The problem with Bait is that it's hard to get behind any of these characters. I guess the main protagonist is supposed to be Alvin, but Foxx plays him as such a dimwitted, dishonest schmuck, especially in the scenes with his extra-loopy brother Stevie (Mike Epps), that you just can't help rooting for him to go down. Hutchison is so busy doing a John Malkovich impersonation as the killer, he's got me wishing for Malkovich. Meanwhile, Morse plays the FBI guy like some kind of irate action hero whose tights are riding up, and his script doesn't help him any. "Welcome aboard," he says. "As of this moment, you no longer exist." Ack.

And that brings us to the conflict of styles.
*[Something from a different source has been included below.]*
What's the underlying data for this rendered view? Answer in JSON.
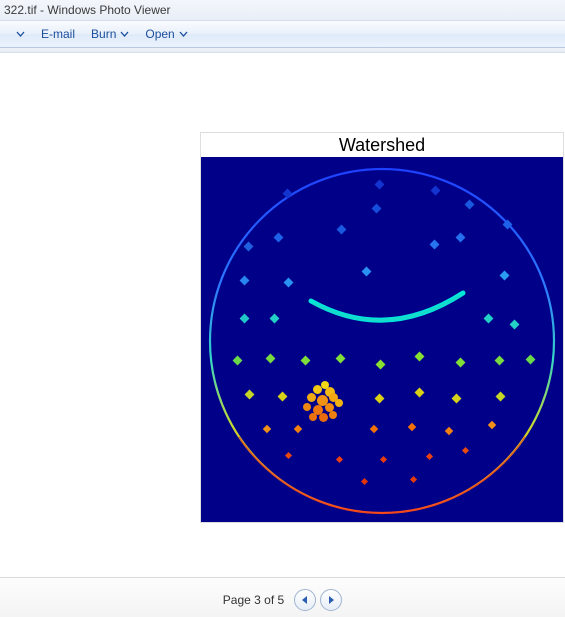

Director Fuqua, whose only previous project to date has been The Replacement Killers (1998), a plotless shoot-em-up in the Hong Kong mold, has trouble deciding whether he wants an action comedy or a straight cop shootout thriller. He directs Foxx and Epps to ham it up like a couple of homeboys in a ghetto comedy, but everything else in the film is deadpan serious — dark, even, with Morse alienating us more in each passing scene. Add to this the unlikely premise of the high-tech tracking device being implanted in Alvin's jaw (without his knowing it, of course) and the excessive length (2 hours is too long for a comedy or a cop thriller), and you've got yourself a regular squirm fest. I kept hoping this was going to be the scene where they wrap it up, but then another action sequence would start, punctuated by Morse's angry scenery chewing or some idiotic schtick by Foxx. Now I know how Dr. Zhivago felt when he was looking for Lara. Somewhere, my love, there will be the end credits.